Cameron Diaz Video Scandal Escalates

Ed Palomar
LOS ANGELES – The legal squabble over the kinky Cameron Diaz S&M video that recently surfaced on the Internet escalated this week with allegations that Seth Warshavsky, the former head of online adult company, Internet Entertainment Group, is allegedly linked to the distribution of the video.

Titled, “She’s No Angel: Cameron Diaz,” the Internet version of the video features the actress long before she hit super stardom with blockbuster hits like, "There's Something About Mary" and “Charlie’s Angels.”

In the video, Diaz is seen topless in S&M garb with another scantily clad female and a loin-clothed male. The tape was shot by cameraman John Rutter when Diaz, now 31, was a 19-year-old aspiring actress. The 30-minute video also consists of outtakes taped during a Rutter photo shoot.

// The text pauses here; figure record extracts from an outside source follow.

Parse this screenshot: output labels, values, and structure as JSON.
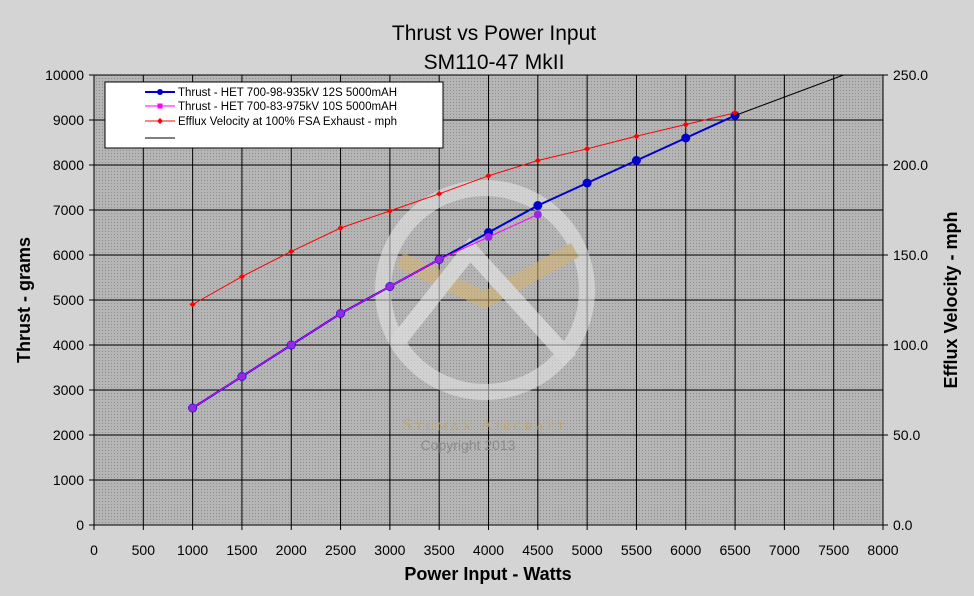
{
  "chart_data": {
    "type": "line",
    "title": "Thrust vs Power Input",
    "subtitle": "SM110-47 MkII",
    "xlabel": "Power Input - Watts",
    "ylabel": "Thrust - grams",
    "y2label": "Efflux Velocity - mph",
    "xlim": [
      0,
      8000
    ],
    "ylim": [
      0,
      10000
    ],
    "y2lim": [
      0,
      250
    ],
    "x_ticks": [
      0,
      500,
      1000,
      1500,
      2000,
      2500,
      3000,
      3500,
      4000,
      4500,
      5000,
      5500,
      6000,
      6500,
      7000,
      7500,
      8000
    ],
    "y_ticks": [
      0,
      1000,
      2000,
      3000,
      4000,
      5000,
      6000,
      7000,
      8000,
      9000,
      10000
    ],
    "y2_ticks": [
      "0.0",
      "50.0",
      "100.0",
      "150.0",
      "200.0",
      "250.0"
    ],
    "grid": true,
    "legend_position": "top-left",
    "series": [
      {
        "name": "Thrust - HET 700-98-935kV 12S 5000mAH",
        "axis": "left",
        "color": "#0000cc",
        "marker": "circle",
        "x": [
          1000,
          1500,
          2000,
          2500,
          3000,
          3500,
          4000,
          4500,
          5000,
          5500,
          6000,
          6500
        ],
        "y": [
          2600,
          3300,
          4000,
          4700,
          5300,
          5900,
          6500,
          7100,
          7600,
          8100,
          8600,
          9100
        ]
      },
      {
        "name": "Thrust - HET 700-83-975kV 10S 5000mAH",
        "axis": "left",
        "color": "#ff00ff",
        "marker": "square",
        "x": [
          1000,
          1500,
          2000,
          2500,
          3000,
          3500,
          4000,
          4500
        ],
        "y": [
          2600,
          3300,
          4000,
          4700,
          5300,
          5900,
          6400,
          6900
        ]
      },
      {
        "name": "Efflux Velocity at 100% FSA Exhaust - mph",
        "axis": "right",
        "color": "#ff0000",
        "marker": "diamond",
        "x": [
          1000,
          1500,
          2000,
          2500,
          3000,
          3500,
          4000,
          4500,
          5000,
          5500,
          6000,
          6500
        ],
        "y": [
          122.5,
          138,
          152,
          165,
          174.5,
          184,
          194,
          202.5,
          209,
          216,
          222.5,
          229
        ]
      },
      {
        "name": "",
        "axis": "left",
        "color": "#000000",
        "marker": "none",
        "x": [
          6500,
          7600
        ],
        "y": [
          9100,
          10000
        ]
      }
    ]
  },
  "watermark": {
    "brand": "Stumax Aircraft",
    "copyright": "Copyright 2013"
  }
}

Diaz and Rutter have been battling over rights to the tape for nearly a year and on July 9, Diaz and her attorney from Los Angeles-based law firm Lavely & Singer sent a cease-and-desist letter to the owners of Scandal-inc.com, the Caribbean-based website that first posted the footage of Diaz for $39.95 per download.

Rutter was originally thought to be associated with Scandal-Inc., although he has strongly denied any affiliation.

However, according to an insider source, Warshavsky, who is responsible for releasing the Pamela Anderson-Tommy Lee sex tape over the Internet in 1997, is somehow involved.

“My own research reveals that the offshore people involved with the Cameron video are tied to Seth,” the source told XBiz, requesting anonymity. “I can’t say how he’s involved. I found out through emails, anonymous tips, going back and forth."

The well-connected source claimed to be in contact with Warshavsky in Thailand, where he has reportedly been living since leaving the U.S. in 2002. An XBiz effort to contact Warshavsky was unsuccessful.

According to the Fox News Channel’s website, in September 2003, Rutter, was charged with felony counts of alleged extortion against Diaz, attempted grand theft, perjury and forgery.

“Some of the guys [reputedly involved with the Diaz video] are offshore, and you can’t do anything about them,” the source told XBiz.